Recently, a newspaper that looks just like the one published by Mr. Nour's party started showing up on newsstands around the city. It is not licensed, and still was distributed and left on the stands. The paper had the same name, El Ghad, as Mr. Nour's paper, and the same appearance. It was put together by those members of Mr. Nour's party who tried to oust Mr. Nour as leader and then broke off to create their own party.
But where Mr. Nour's party is in the opposition, the new Ghad has run articles supporting not just Mr. Mubarak, but also his son, Gamal Mubarak, 41, who is the architect of the governing party's political operation and is often talked about as a possible candidate for president in 2011, when Mr. Mubarak is to finish his fifth five-year term in office.
One article, by Abdel Nabbi Abdel Sattar, said he abandoned Mr. Nour and his party after Mr. Nour refused to let him write an article praising Mr. Mubarak's "commitment to democracy." The article went on to promote the younger Mubarak.

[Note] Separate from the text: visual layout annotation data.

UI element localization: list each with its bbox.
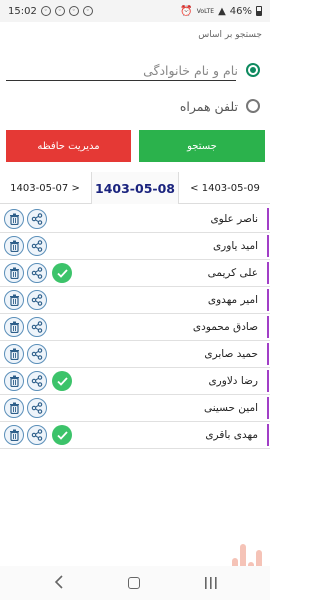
- contact-name: علی کریمی: [207, 267, 258, 279]
- notification-icon: ◦: [40, 6, 51, 16]
- option-phone[interactable]: تلفن همراه: [6, 92, 260, 120]
- list-item[interactable]: امید یاوری: [0, 233, 270, 260]
- share-icon[interactable]: [27, 344, 47, 364]
- share-icon[interactable]: [27, 317, 47, 337]
- next-date-button[interactable]: < 1403-05-09: [184, 172, 266, 204]
- delete-icon[interactable]: [4, 398, 24, 418]
- contact-name: حمید صابری: [204, 348, 258, 360]
- notification-icon: ◦: [54, 6, 65, 16]
- current-date: 1403-05-08: [91, 172, 179, 204]
- alarm-icon: ⏰: [180, 5, 193, 17]
- status-bar: 15:02 ◦ ◦ ◦ ◦ ⏰ VoLTE ▲ 46%: [0, 0, 270, 22]
- list-item[interactable]: مهدی باقری: [0, 422, 270, 449]
- delete-icon[interactable]: [4, 317, 24, 337]
- share-icon[interactable]: [27, 263, 47, 283]
- share-icon[interactable]: [27, 371, 47, 391]
- list-item[interactable]: امین حسینی: [0, 395, 270, 422]
- row-marker: [267, 208, 269, 230]
- option-phone-label: تلفن همراه: [179, 98, 238, 114]
- radio-unselected-icon[interactable]: [246, 99, 260, 113]
- contact-name: امین حسینی: [204, 402, 258, 414]
- row-marker: [267, 370, 269, 392]
- check-icon: [52, 263, 72, 283]
- status-time: 15:02: [8, 5, 37, 17]
- list-item[interactable]: علی کریمی: [0, 260, 270, 287]
- back-icon[interactable]: [54, 575, 64, 589]
- contact-name: مهدی باقری: [205, 429, 258, 441]
- name-input-underline: [6, 80, 236, 81]
- list-item[interactable]: رضا دلاوری: [0, 368, 270, 395]
- status-right: ⏰ VoLTE ▲ 46%: [180, 6, 262, 17]
- home-icon[interactable]: [128, 577, 140, 589]
- previous-date-button[interactable]: 1403-05-07 >: [4, 172, 86, 204]
- recent-apps-icon[interactable]: [204, 577, 218, 589]
- share-icon[interactable]: [27, 209, 47, 229]
- row-marker: [267, 343, 269, 365]
- contact-list: ناصر علوی امید یاوری علی کریمی امیر مهدوی صا…: [0, 206, 270, 449]
- notification-icon: ◦: [82, 6, 93, 16]
- row-marker: [267, 235, 269, 257]
- memory-management-button[interactable]: مدیریت حافظه: [6, 130, 131, 162]
- network-label: VoLTE: [196, 7, 215, 15]
- list-item[interactable]: حمید صابری: [0, 341, 270, 368]
- radio-selected-icon[interactable]: [246, 63, 260, 77]
- contact-name: ناصر علوی: [210, 213, 258, 225]
- system-nav-bar: [0, 566, 270, 600]
- share-icon[interactable]: [27, 398, 47, 418]
- row-marker: [267, 397, 269, 419]
- check-icon: [52, 371, 72, 391]
- share-icon[interactable]: [27, 425, 47, 445]
- row-marker: [267, 316, 269, 338]
- delete-icon[interactable]: [4, 263, 24, 283]
- delete-icon[interactable]: [4, 371, 24, 391]
- list-item[interactable]: ناصر علوی: [0, 206, 270, 233]
- search-by-label: جستجو بر اساس: [198, 30, 262, 40]
- delete-icon[interactable]: [4, 236, 24, 256]
- contact-name: صادق محمودی: [192, 321, 258, 333]
- row-marker: [267, 289, 269, 311]
- row-marker: [267, 424, 269, 446]
- check-icon: [52, 425, 72, 445]
- battery-percent: 46%: [229, 5, 252, 17]
- delete-icon[interactable]: [4, 344, 24, 364]
- delete-icon[interactable]: [4, 425, 24, 445]
- row-marker: [267, 262, 269, 284]
- list-item[interactable]: امیر مهدوی: [0, 287, 270, 314]
- battery-icon: [256, 6, 262, 16]
- option-name-label: نام و نام خانوادگی: [143, 62, 238, 78]
- notification-icon: ◦: [68, 6, 79, 16]
- date-navigator: 1403-05-07 > 1403-05-08 < 1403-05-09: [0, 172, 270, 204]
- contact-name: رضا دلاوری: [208, 375, 258, 387]
- share-icon[interactable]: [27, 290, 47, 310]
- delete-icon[interactable]: [4, 209, 24, 229]
- delete-icon[interactable]: [4, 290, 24, 310]
- list-item[interactable]: صادق محمودی: [0, 314, 270, 341]
- status-left: 15:02 ◦ ◦ ◦ ◦: [8, 6, 93, 17]
- share-icon[interactable]: [27, 236, 47, 256]
- signal-icon: ▲: [218, 5, 226, 17]
- contact-name: امید یاوری: [212, 240, 258, 252]
- contact-name: امیر مهدوی: [207, 294, 258, 306]
- search-button[interactable]: جستجو: [139, 130, 265, 162]
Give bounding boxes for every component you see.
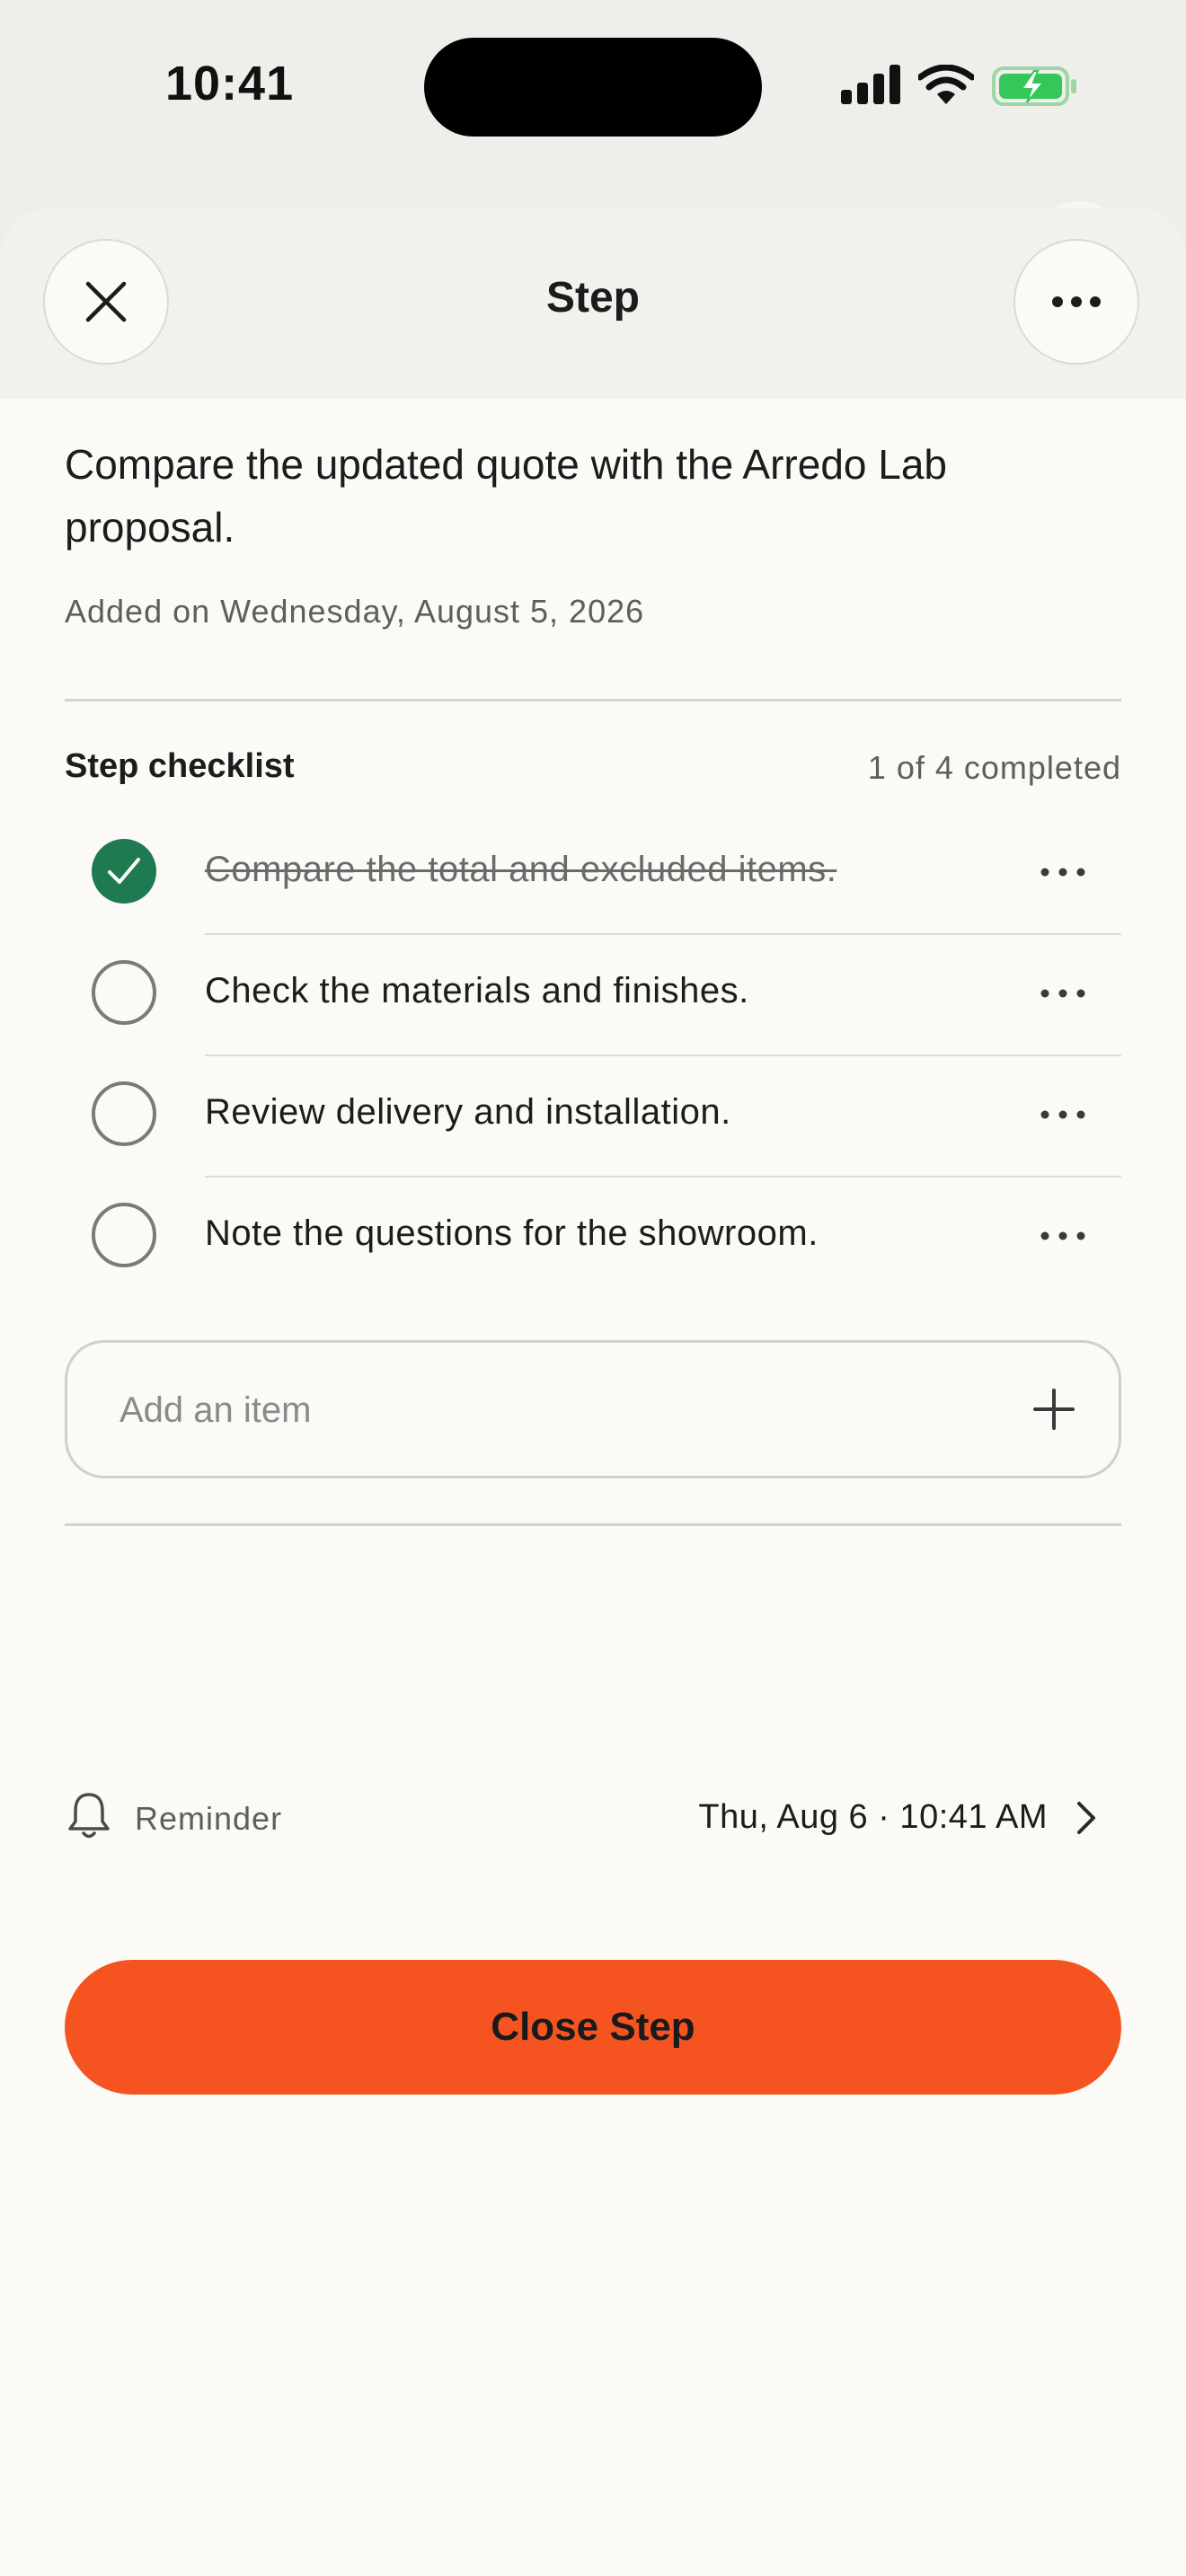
added-date: Added on Wednesday, August 5, 2026 xyxy=(65,593,645,630)
dynamic-island xyxy=(424,38,762,137)
battery-charging-icon xyxy=(992,66,1076,106)
checklist-item: Compare the total and excluded items. xyxy=(0,814,1186,935)
sheet-header: Step xyxy=(0,208,1186,399)
reminder-value: Thu, Aug 6 · 10:41 AM xyxy=(698,1798,1048,1836)
page-title: Step xyxy=(545,274,640,322)
checklist-item-label: Note the questions for the showroom. xyxy=(205,1213,819,1253)
item-more-button[interactable] xyxy=(1031,971,1094,1016)
checklist-item-label: Compare the total and excluded items. xyxy=(205,850,837,889)
item-more-button[interactable] xyxy=(1031,850,1094,895)
reminder-label: Reminder xyxy=(135,1800,283,1837)
checklist-checkbox-checked[interactable] xyxy=(92,839,156,904)
signal-icon xyxy=(841,65,900,104)
chevron-right-icon xyxy=(1077,1802,1095,1834)
checklist-item-label: Check the materials and finishes. xyxy=(205,971,749,1010)
checklist-item: Check the materials and finishes. xyxy=(0,935,1186,1056)
checklist-checkbox[interactable] xyxy=(92,1081,156,1146)
step-description: Compare the updated quote with the Arred… xyxy=(65,441,948,551)
status-time: 10:41 xyxy=(165,57,295,110)
status-bar: 10:41 xyxy=(0,0,1186,180)
add-item-input[interactable] xyxy=(118,1343,1020,1478)
checklist-item: Review delivery and installation. xyxy=(0,1056,1186,1178)
checklist-item-label: Review delivery and installation. xyxy=(205,1092,731,1132)
add-item-field[interactable] xyxy=(65,1340,1121,1478)
wifi-icon xyxy=(918,65,974,104)
checklist-title: Step checklist xyxy=(65,747,295,785)
more-icon xyxy=(1040,868,1085,877)
checklist-progress: 1 of 4 completed xyxy=(867,749,1121,786)
reminder-row[interactable]: Reminder Thu, Aug 6 · 10:41 AM xyxy=(0,1771,1186,1870)
more-icon xyxy=(1040,1110,1085,1119)
checklist-checkbox[interactable] xyxy=(92,1203,156,1267)
step-sheet: Step Compare the updated quote with the … xyxy=(0,208,1186,2576)
close-step-button[interactable]: Close Step xyxy=(65,1960,1121,2095)
more-options-button[interactable] xyxy=(1013,239,1139,365)
item-more-button[interactable] xyxy=(1031,1213,1094,1258)
check-icon xyxy=(108,858,140,884)
bell-icon xyxy=(68,1793,110,1839)
checklist-checkbox[interactable] xyxy=(92,960,156,1025)
checklist-item: Note the questions for the showroom. xyxy=(0,1178,1186,1299)
more-icon xyxy=(1052,296,1101,307)
more-icon xyxy=(1040,989,1085,998)
item-more-button[interactable] xyxy=(1031,1092,1094,1137)
plus-icon[interactable] xyxy=(1032,1388,1075,1431)
more-icon xyxy=(1040,1231,1085,1240)
divider xyxy=(65,1523,1121,1526)
divider xyxy=(65,699,1121,701)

"I would not exaggerate if I said that the Egyptian citizen Gamal Mubarak enjoys popularity that many ministers do not have," the article said. "The simple people are closely attached to him. Gamal Mubarak's passport to Egyptian hearts was not his father."
Moussa Moustafa Moussa, a businessman and former ally of Mr. Nour's in the party, said he led a move to oust Mr. Nour because he felt he was not honest and ran the party like his personal fief. However, he acknowledged that his activities might well have become a convenient tool for those out to get Mr. Nour.
"He disrespected me and I knew how to get him back for it," he said. "After that, people started to join us, and they could be people who think we are right, or they could be people with personal interests, or they could be infiltrators."
Mona el-Naggar contributed reporting for this article.